Kruche ciasto, plasterki bananów i czekoladowe ganache (polewa z czekolady i śmietanki).


Oszalałam.

Ciasto, które początkowo (właśnie przez banany!) nie wywołało u mnie entuzjazmu. Spojrzałam na przepis na Kwestii smaku i wcale nie miałam ochoty jej upiec. Ale zostałam obdarowana 6 dojrzałymi bananami, bo na pewno będę wiedziała co z nimi zrobić...

No to upiekłam ciasto, które miało być zaniesione do pracy, ku uciesze współpracowników. Jednak w poniedziałkowy ranek okazało się, że Młodsze Dziecko jest chore i zamiast do pracy, muszę udać się do przychodni.
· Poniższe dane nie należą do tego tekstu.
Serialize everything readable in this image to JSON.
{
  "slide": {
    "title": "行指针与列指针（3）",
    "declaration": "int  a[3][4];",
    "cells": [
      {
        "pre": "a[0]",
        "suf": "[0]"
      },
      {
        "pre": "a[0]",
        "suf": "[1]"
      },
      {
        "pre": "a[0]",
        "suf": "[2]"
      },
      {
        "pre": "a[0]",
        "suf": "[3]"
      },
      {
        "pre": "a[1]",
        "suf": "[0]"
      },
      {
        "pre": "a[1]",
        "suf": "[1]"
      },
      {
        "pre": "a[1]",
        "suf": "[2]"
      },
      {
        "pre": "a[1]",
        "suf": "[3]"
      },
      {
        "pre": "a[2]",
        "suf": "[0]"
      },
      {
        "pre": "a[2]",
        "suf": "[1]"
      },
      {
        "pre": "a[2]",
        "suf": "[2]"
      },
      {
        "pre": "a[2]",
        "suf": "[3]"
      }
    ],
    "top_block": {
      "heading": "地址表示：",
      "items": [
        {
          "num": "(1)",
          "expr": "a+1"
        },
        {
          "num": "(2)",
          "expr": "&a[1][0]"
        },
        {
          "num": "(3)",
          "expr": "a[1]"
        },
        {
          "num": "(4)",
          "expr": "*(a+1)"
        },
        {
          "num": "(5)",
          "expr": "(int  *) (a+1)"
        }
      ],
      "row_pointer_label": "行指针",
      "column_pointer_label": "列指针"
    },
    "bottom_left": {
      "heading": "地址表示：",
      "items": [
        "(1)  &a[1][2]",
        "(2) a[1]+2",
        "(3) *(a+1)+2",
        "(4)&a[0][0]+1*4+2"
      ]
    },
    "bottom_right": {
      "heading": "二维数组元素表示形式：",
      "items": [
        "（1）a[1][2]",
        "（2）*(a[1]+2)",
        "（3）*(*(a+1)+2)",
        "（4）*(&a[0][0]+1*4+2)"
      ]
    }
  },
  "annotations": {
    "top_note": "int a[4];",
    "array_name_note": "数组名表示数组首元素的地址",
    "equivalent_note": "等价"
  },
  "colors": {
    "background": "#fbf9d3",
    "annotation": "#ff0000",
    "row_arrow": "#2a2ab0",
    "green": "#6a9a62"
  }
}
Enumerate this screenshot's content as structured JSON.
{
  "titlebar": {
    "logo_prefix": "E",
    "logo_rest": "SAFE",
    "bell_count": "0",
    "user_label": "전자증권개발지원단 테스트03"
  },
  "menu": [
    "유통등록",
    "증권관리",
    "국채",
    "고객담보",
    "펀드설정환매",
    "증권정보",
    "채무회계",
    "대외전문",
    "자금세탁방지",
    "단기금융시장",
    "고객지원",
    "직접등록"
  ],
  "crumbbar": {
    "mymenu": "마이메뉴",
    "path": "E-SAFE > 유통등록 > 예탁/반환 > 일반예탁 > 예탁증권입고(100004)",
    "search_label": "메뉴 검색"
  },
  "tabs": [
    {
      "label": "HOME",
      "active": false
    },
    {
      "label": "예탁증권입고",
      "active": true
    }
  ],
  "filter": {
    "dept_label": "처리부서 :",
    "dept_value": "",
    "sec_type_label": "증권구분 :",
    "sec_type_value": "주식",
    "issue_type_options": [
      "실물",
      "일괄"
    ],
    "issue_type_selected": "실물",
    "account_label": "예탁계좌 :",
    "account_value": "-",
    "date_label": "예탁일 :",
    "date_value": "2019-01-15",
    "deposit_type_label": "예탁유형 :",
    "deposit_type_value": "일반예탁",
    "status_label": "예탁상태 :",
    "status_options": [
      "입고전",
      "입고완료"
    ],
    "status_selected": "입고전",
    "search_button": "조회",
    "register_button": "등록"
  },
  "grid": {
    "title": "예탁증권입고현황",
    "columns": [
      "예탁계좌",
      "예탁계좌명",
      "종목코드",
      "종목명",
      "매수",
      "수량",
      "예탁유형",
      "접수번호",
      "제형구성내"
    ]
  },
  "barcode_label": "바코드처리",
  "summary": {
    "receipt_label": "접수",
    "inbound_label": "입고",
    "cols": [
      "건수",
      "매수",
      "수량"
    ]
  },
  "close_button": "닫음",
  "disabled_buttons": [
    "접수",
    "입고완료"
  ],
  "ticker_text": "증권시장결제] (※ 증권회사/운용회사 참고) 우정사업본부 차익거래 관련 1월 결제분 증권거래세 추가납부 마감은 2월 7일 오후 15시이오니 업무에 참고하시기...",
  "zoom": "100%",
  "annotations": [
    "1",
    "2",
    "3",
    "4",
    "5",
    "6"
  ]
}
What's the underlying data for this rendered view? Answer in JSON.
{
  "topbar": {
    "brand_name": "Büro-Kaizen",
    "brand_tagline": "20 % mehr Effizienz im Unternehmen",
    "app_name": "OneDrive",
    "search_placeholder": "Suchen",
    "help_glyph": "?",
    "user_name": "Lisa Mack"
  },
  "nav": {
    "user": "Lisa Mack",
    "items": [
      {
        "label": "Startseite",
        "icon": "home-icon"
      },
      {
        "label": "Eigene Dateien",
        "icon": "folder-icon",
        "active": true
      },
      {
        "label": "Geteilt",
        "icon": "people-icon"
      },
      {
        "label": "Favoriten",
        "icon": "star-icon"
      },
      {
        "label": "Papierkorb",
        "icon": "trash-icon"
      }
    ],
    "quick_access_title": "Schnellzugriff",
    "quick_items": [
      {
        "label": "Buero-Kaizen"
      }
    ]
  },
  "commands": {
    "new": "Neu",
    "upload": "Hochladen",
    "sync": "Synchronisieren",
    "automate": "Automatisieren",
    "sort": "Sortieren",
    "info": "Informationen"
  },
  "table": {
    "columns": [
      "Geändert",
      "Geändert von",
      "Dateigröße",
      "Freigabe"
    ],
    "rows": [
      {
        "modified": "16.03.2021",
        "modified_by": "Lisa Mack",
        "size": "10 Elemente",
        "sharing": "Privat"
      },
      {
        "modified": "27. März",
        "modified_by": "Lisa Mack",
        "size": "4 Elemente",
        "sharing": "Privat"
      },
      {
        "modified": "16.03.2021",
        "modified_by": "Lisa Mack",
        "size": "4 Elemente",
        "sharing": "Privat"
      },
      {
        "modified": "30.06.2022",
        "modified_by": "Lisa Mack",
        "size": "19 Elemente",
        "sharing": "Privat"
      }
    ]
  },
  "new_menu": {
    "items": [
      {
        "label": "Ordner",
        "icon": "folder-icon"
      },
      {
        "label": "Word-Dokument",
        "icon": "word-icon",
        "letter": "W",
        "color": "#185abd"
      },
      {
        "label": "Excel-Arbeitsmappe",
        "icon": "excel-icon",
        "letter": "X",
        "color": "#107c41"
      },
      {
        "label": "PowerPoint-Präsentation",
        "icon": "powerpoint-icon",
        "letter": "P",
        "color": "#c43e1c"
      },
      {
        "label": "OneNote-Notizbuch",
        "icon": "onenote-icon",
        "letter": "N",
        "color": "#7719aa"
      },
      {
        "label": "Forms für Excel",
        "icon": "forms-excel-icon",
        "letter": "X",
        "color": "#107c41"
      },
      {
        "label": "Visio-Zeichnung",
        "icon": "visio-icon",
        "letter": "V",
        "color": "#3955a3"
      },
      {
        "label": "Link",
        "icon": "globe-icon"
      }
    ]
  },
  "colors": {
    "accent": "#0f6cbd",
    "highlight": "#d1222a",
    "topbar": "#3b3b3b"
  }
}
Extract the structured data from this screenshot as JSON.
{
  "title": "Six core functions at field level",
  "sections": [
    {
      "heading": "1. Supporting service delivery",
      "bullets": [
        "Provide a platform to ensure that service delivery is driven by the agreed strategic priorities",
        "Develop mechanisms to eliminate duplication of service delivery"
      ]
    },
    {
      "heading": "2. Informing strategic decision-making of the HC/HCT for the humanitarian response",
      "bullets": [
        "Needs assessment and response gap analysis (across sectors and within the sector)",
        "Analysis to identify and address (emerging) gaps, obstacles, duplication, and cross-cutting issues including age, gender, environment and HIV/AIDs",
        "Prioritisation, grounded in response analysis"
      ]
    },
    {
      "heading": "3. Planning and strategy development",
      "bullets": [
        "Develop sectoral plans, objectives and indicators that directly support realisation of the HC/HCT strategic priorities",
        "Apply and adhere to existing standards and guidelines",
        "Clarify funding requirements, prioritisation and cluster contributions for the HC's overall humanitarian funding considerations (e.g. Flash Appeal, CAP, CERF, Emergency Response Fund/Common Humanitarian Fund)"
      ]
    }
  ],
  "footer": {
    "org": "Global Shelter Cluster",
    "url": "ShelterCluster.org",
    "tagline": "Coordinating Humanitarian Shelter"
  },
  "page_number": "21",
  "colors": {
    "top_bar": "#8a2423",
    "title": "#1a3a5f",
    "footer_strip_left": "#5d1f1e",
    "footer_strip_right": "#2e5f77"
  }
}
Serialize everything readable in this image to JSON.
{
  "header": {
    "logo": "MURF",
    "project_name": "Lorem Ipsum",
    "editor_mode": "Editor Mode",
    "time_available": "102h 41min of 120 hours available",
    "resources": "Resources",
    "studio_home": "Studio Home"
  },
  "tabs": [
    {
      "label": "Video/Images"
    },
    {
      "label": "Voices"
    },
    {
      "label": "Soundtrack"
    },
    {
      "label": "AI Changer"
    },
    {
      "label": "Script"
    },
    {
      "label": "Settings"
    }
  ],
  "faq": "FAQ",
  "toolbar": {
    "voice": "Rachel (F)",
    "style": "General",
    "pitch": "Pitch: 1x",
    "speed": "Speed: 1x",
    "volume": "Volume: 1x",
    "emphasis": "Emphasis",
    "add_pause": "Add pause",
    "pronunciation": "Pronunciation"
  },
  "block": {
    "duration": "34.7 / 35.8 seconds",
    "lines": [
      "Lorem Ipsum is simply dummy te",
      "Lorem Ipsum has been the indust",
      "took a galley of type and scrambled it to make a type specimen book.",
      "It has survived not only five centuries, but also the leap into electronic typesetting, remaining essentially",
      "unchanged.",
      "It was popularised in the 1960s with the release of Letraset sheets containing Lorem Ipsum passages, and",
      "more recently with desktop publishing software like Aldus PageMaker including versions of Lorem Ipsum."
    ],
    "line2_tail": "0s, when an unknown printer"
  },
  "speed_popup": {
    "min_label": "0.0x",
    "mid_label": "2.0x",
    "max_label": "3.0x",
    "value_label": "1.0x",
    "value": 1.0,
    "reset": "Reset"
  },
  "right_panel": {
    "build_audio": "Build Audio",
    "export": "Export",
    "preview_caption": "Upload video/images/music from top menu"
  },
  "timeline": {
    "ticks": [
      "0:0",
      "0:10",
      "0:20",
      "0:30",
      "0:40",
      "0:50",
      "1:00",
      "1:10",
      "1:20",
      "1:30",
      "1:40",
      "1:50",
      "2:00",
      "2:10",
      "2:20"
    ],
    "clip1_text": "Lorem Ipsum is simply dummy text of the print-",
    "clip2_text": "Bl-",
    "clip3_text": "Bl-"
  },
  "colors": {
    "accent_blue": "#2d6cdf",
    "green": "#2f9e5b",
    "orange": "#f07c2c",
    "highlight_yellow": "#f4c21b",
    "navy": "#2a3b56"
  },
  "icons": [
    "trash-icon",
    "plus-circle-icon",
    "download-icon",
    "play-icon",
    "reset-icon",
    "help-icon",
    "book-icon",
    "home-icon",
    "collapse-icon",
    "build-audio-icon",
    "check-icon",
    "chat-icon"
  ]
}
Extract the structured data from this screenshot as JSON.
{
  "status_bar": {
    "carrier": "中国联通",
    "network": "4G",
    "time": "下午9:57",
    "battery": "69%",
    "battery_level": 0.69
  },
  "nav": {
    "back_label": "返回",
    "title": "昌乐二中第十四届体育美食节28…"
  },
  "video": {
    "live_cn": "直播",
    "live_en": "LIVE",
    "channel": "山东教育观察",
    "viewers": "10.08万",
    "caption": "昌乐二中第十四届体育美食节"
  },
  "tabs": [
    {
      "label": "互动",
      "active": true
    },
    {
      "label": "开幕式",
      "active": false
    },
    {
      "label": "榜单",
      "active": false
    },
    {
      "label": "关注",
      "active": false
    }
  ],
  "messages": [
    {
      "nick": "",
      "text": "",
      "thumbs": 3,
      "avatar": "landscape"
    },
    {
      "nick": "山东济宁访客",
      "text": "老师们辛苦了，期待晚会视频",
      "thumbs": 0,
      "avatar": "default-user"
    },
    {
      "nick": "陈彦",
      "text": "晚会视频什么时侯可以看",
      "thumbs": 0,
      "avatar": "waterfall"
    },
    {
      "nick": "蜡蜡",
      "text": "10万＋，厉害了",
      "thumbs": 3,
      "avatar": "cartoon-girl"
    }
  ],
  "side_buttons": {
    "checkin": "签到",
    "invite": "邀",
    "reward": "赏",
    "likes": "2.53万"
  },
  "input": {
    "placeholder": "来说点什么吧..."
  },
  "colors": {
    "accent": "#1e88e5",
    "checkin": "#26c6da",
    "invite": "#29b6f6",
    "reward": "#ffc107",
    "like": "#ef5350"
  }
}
Zostałam więc z chorym dzieckiem w domu, a ciasto z nami.

Odniosłam się do niego z nieufnością, ale jest... cudowne!

Banany w połączeniu z czekoladą w magiczny sposób przeistaczają się w coś niewiarygodnie pysznego. Do tego kruchy spód - poezja!
Mogę polecić tę tartę z czystym sumieniem każdemu, kto nie przepada za bananami, ale uwielbia czekoladę. Nie będzie zawiedziony.

Kawałek dostała Siostra - również była zachwycona i nie miała ochoty się nią z nikim dzielić (a to u niej rzadkie, bo przeważnie częstuje wszystkich, sobie zostawiając marne okruchy). To o czymś świadczy :)

Do mojej tarty użyłam w całości mąki krupczatki i ciasto jest bardzo kruche i sypkie. Lepiej użyć innej mąki.
Wystarczyły mi 3 banany. Po 3h polewa nadal była płynna, więc wstawiłam tartę do lodówki. Użyłam czekolady deserowej Wedel.